Many younger people - not oldies - often also have various collections worth significant money but somehow overlook them. Despite having these assets, they neglect to prepare a will for their intended distribution . 

Perhaps the most unforgivable oversight is to neglect having a living will, including directions of what is to be done if you don't revive - say from some operation -- or perhaps a cancer treatment. In my case I needed to have a living will presented for both the 3d staging biopsy at UC Health in January 2017, and the focal cryotherapy in June, 2017.

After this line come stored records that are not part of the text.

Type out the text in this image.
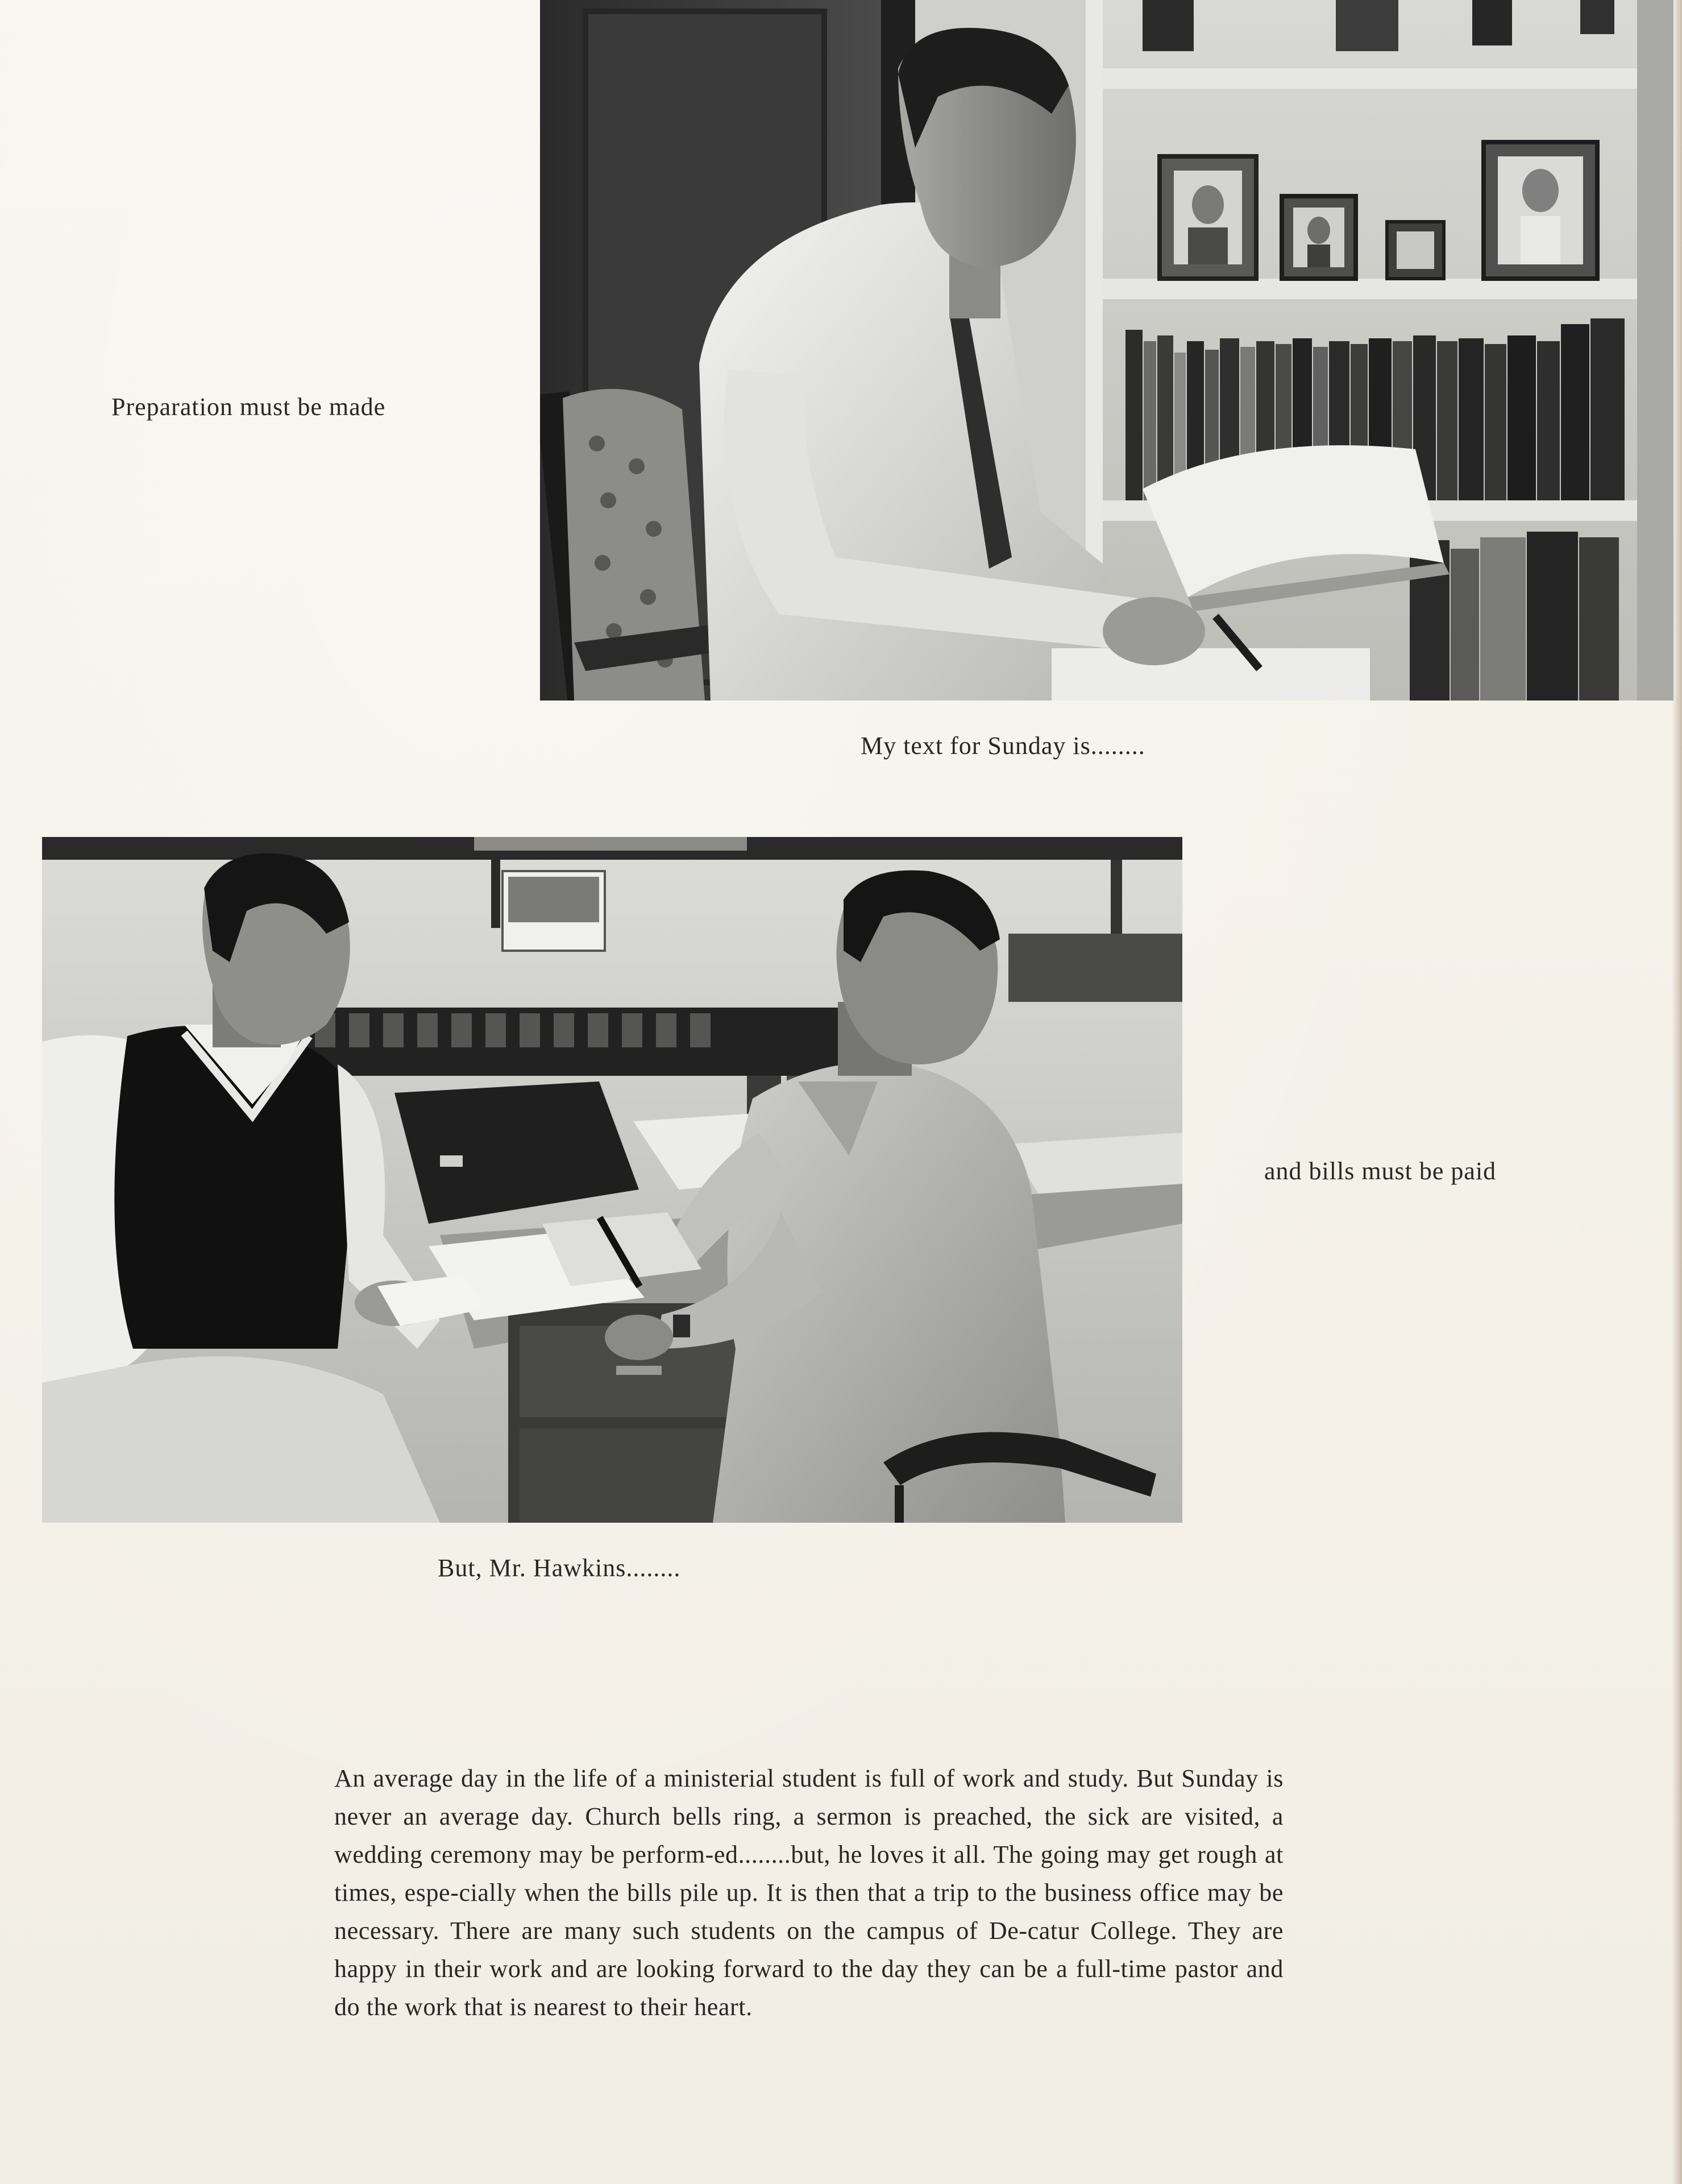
Preparation must be made
My text for Sunday is........
and bills must be paid
But, Mr. Hawkins........
An average day in the life of a ministerial student is full of work and study. But Sunday is never an average day. Church bells ring, a sermon is preached, the sick are visited, a wedding ceremony may be perform-ed........but, he loves it all. The going may get rough at times, espe-cially when the bills pile up. It is then that a trip to the business office may be necessary. There are many such students on the campus of De-catur College. They are happy in their work and are looking forward to the day they can be a full-time pastor and do the work that is nearest to their heart.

As I wrote in my post of January 19, before the 45 stick biopsy under general anesthesia:

"Of course, before getting it done you are undergoing a full surgery prep, including being asked if you're an organ donor, and to leave an advanced medical directive (or living will) in case the surgery or anesthesia goes awry - or you hemorrhage."

Yes, it is true I was an older patient.  But, what if you -  as a much younger person,  say a woman of 25 or 26  -  learn you have breast cancer?  Well, you may then need to go under for some recommended operation (mastectomy?)  But it doesn't even have to be cancer, it could be just removing your gall bladder or appendix. Would you really choose to have any of those surgeries without an advanced directive, or living will?  Why, when it would mean possibly living years, decades in a vegetative state?  (At immense cost to your family.)

And look, if you went to the extent of preparing a living will why not go the 'whole hog'  and get a regular will done at the same time?  I mean, in any surgical procedure involving general anesthesia you are having to confront your mortality anyway. So why not man up, or 'woman up' and protect your assets too?